Le Rassemblement national a, lui, été embarassé par la proposition du mouvement de Jean-Luc Mélenchon.

« Aucune formation politique en France ne réclame la suppression de ce droit », expliquait Marine Le Pen dans les colonnes du JDD début novembre, incitant ses députés à voter contre ce texte ou à s’abstenir.

La députée RN Pascale Bordes a d’ailleurs pointé du doigt ce jeudi dans l’hémicycle un texte qui pourrait « consacrer un accès sans condition à l’IVG ».

Le RN a voté pour

Soucieuse de ne pas apparaître en retrait sur cette question de société, l’ex-candidate à la présidentielle veut finalement déposer également une proposition de loi constitutionnelle pour défendre l’avortement qui confirmerait la clause de conscience dont bénéficient les médecins qui ne souhaitent pas pratiquer cette intervention. En 2010

Mais, après le retrait de la notion « d’égal accès à la contraception », le RN a accepté de voter la proposition des insoumis.

Les LR ont jugé de leur côté que les dispositions actuelles étaient suffisantes pour garantir l’accès à l’avortement en France.

Peu de chances que le texte soit traduit dans la loi

Malgré son adoption à l’Assemblée nationale, la proposition de loi des insoumis n’a que très peu de chance d’être intégrée à la Constitution. Elle doit désormais passer par les fourches caudines du Sénat.
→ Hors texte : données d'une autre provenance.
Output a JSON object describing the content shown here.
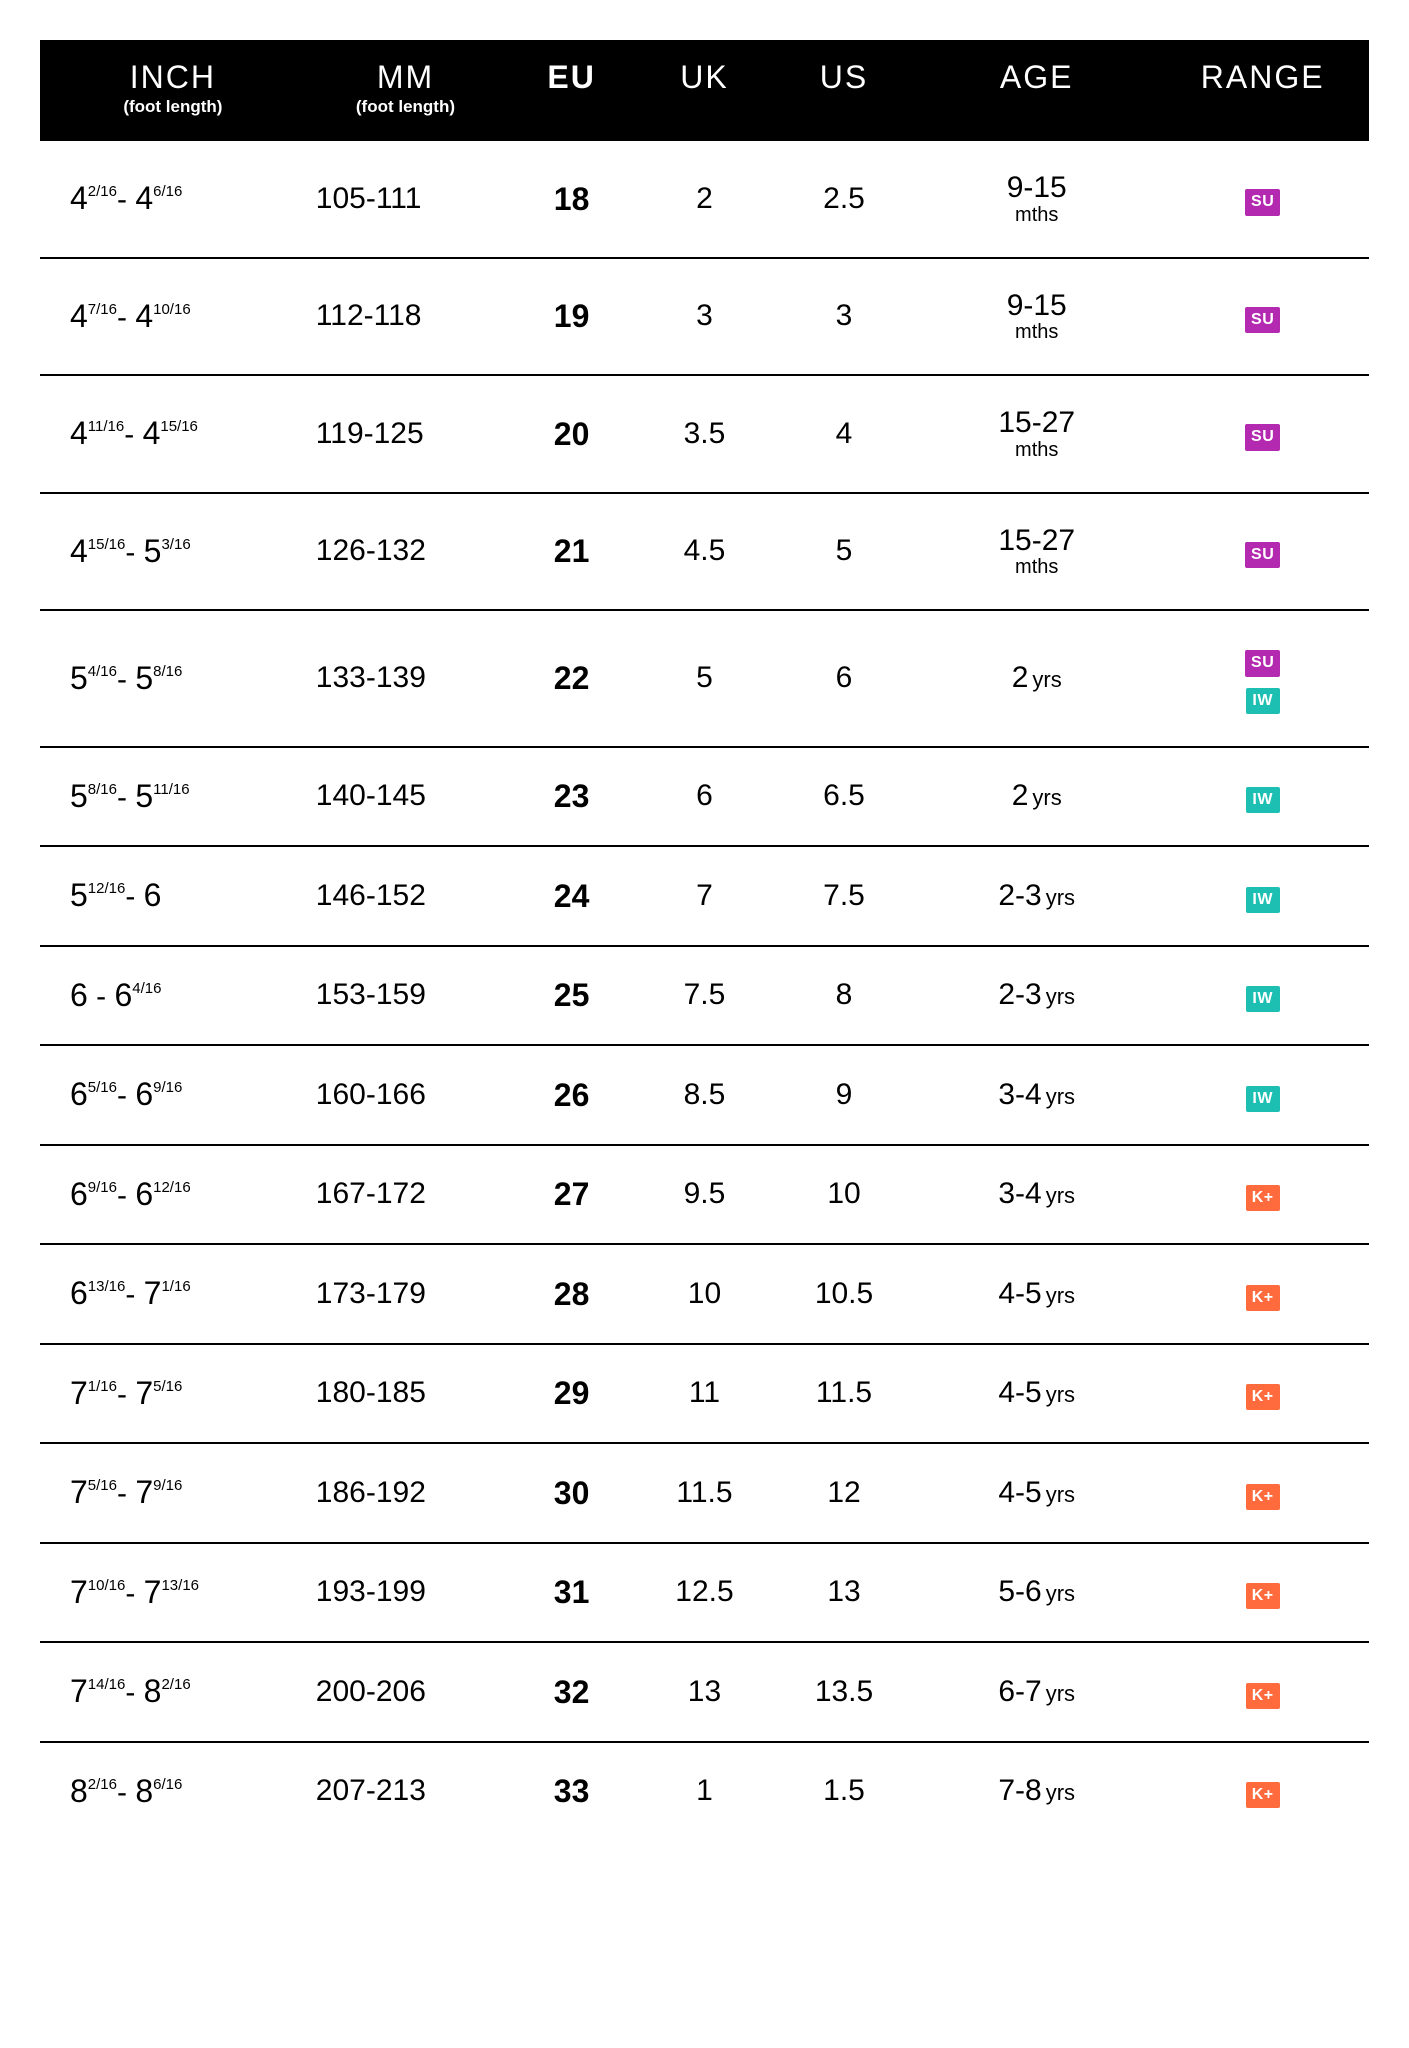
{
  "colors": {
    "header_bg": "#000000",
    "header_fg": "#ffffff",
    "border": "#000000",
    "badge_SU": "#b32ab0",
    "badge_IW": "#1cbfb2",
    "badge_KP": "#ff6b3d"
  },
  "headers": {
    "inch": "INCH",
    "inch_sub": "(foot length)",
    "mm": "MM",
    "mm_sub": "(foot length)",
    "eu": "EU",
    "uk": "UK",
    "us": "US",
    "age": "AGE",
    "range": "RANGE"
  },
  "badge_labels": {
    "SU": "SU",
    "IW": "IW",
    "KP": "K+"
  },
  "rows": [
    {
      "inch_lo_w": "4",
      "inch_lo_f": "2/16",
      "inch_hi_w": "4",
      "inch_hi_f": "6/16",
      "mm": "105-111",
      "eu": "18",
      "uk": "2",
      "us": "2.5",
      "age_num": "9-15",
      "age_unit": "mths",
      "age_below": true,
      "badges": [
        "SU"
      ]
    },
    {
      "inch_lo_w": "4",
      "inch_lo_f": "7/16",
      "inch_hi_w": "4",
      "inch_hi_f": "10/16",
      "mm": "112-118",
      "eu": "19",
      "uk": "3",
      "us": "3",
      "age_num": "9-15",
      "age_unit": "mths",
      "age_below": true,
      "badges": [
        "SU"
      ]
    },
    {
      "inch_lo_w": "4",
      "inch_lo_f": "11/16",
      "inch_hi_w": "4",
      "inch_hi_f": "15/16",
      "mm": "119-125",
      "eu": "20",
      "uk": "3.5",
      "us": "4",
      "age_num": "15-27",
      "age_unit": "mths",
      "age_below": true,
      "badges": [
        "SU"
      ]
    },
    {
      "inch_lo_w": "4",
      "inch_lo_f": "15/16",
      "inch_hi_w": "5",
      "inch_hi_f": "3/16",
      "mm": "126-132",
      "eu": "21",
      "uk": "4.5",
      "us": "5",
      "age_num": "15-27",
      "age_unit": "mths",
      "age_below": true,
      "badges": [
        "SU"
      ]
    },
    {
      "inch_lo_w": "5",
      "inch_lo_f": "4/16",
      "inch_hi_w": "5",
      "inch_hi_f": "8/16",
      "mm": "133-139",
      "eu": "22",
      "uk": "5",
      "us": "6",
      "age_num": "2",
      "age_unit": "yrs",
      "age_below": false,
      "badges": [
        "SU",
        "IW"
      ]
    },
    {
      "inch_lo_w": "5",
      "inch_lo_f": "8/16",
      "inch_hi_w": "5",
      "inch_hi_f": "11/16",
      "mm": "140-145",
      "eu": "23",
      "uk": "6",
      "us": "6.5",
      "age_num": "2",
      "age_unit": "yrs",
      "age_below": false,
      "badges": [
        "IW"
      ]
    },
    {
      "inch_lo_w": "5",
      "inch_lo_f": "12/16",
      "inch_hi_w": "6",
      "inch_hi_f": "",
      "mm": "146-152",
      "eu": "24",
      "uk": "7",
      "us": "7.5",
      "age_num": "2-3",
      "age_unit": "yrs",
      "age_below": false,
      "badges": [
        "IW"
      ]
    },
    {
      "inch_lo_w": "6",
      "inch_lo_f": "",
      "inch_hi_w": "6",
      "inch_hi_f": "4/16",
      "mm": "153-159",
      "eu": "25",
      "uk": "7.5",
      "us": "8",
      "age_num": "2-3",
      "age_unit": "yrs",
      "age_below": false,
      "badges": [
        "IW"
      ]
    },
    {
      "inch_lo_w": "6",
      "inch_lo_f": "5/16",
      "inch_hi_w": "6",
      "inch_hi_f": "9/16",
      "mm": "160-166",
      "eu": "26",
      "uk": "8.5",
      "us": "9",
      "age_num": "3-4",
      "age_unit": "yrs",
      "age_below": false,
      "badges": [
        "IW"
      ]
    },
    {
      "inch_lo_w": "6",
      "inch_lo_f": "9/16",
      "inch_hi_w": "6",
      "inch_hi_f": "12/16",
      "mm": "167-172",
      "eu": "27",
      "uk": "9.5",
      "us": "10",
      "age_num": "3-4",
      "age_unit": "yrs",
      "age_below": false,
      "badges": [
        "KP"
      ]
    },
    {
      "inch_lo_w": "6",
      "inch_lo_f": "13/16",
      "inch_hi_w": "7",
      "inch_hi_f": "1/16",
      "mm": "173-179",
      "eu": "28",
      "uk": "10",
      "us": "10.5",
      "age_num": "4-5",
      "age_unit": "yrs",
      "age_below": false,
      "badges": [
        "KP"
      ]
    },
    {
      "inch_lo_w": "7",
      "inch_lo_f": "1/16",
      "inch_hi_w": "7",
      "inch_hi_f": "5/16",
      "mm": "180-185",
      "eu": "29",
      "uk": "11",
      "us": "11.5",
      "age_num": "4-5",
      "age_unit": "yrs",
      "age_below": false,
      "badges": [
        "KP"
      ]
    },
    {
      "inch_lo_w": "7",
      "inch_lo_f": "5/16",
      "inch_hi_w": "7",
      "inch_hi_f": "9/16",
      "mm": "186-192",
      "eu": "30",
      "uk": "11.5",
      "us": "12",
      "age_num": "4-5",
      "age_unit": "yrs",
      "age_below": false,
      "badges": [
        "KP"
      ]
    },
    {
      "inch_lo_w": "7",
      "inch_lo_f": "10/16",
      "inch_hi_w": "7",
      "inch_hi_f": "13/16",
      "mm": "193-199",
      "eu": "31",
      "uk": "12.5",
      "us": "13",
      "age_num": "5-6",
      "age_unit": "yrs",
      "age_below": false,
      "badges": [
        "KP"
      ]
    },
    {
      "inch_lo_w": "7",
      "inch_lo_f": "14/16",
      "inch_hi_w": "8",
      "inch_hi_f": "2/16",
      "mm": "200-206",
      "eu": "32",
      "uk": "13",
      "us": "13.5",
      "age_num": "6-7",
      "age_unit": "yrs",
      "age_below": false,
      "badges": [
        "KP"
      ]
    },
    {
      "inch_lo_w": "8",
      "inch_lo_f": "2/16",
      "inch_hi_w": "8",
      "inch_hi_f": "6/16",
      "mm": "207-213",
      "eu": "33",
      "uk": "1",
      "us": "1.5",
      "age_num": "7-8",
      "age_unit": "yrs",
      "age_below": false,
      "badges": [
        "KP"
      ]
    }
  ]
}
Le Palais du Luxembourg a déjà dit non à un texte très proche défendu par la sénatrice écologiste Mélanie Vogel en octobre dernier. Dans l’hypothèse où la chambre haute changeait d’avis, il faudrait ensuite le présenter aux Français lors d’un référendum.

« Tout cela n’a à mon sens quasiment aucune chance d’aboutir au regard de mes discussions avec les sénateurs », a expliqué sans ambages le garde des Sceaux Éric Dupond-Moretti ce mercredi devant les députés.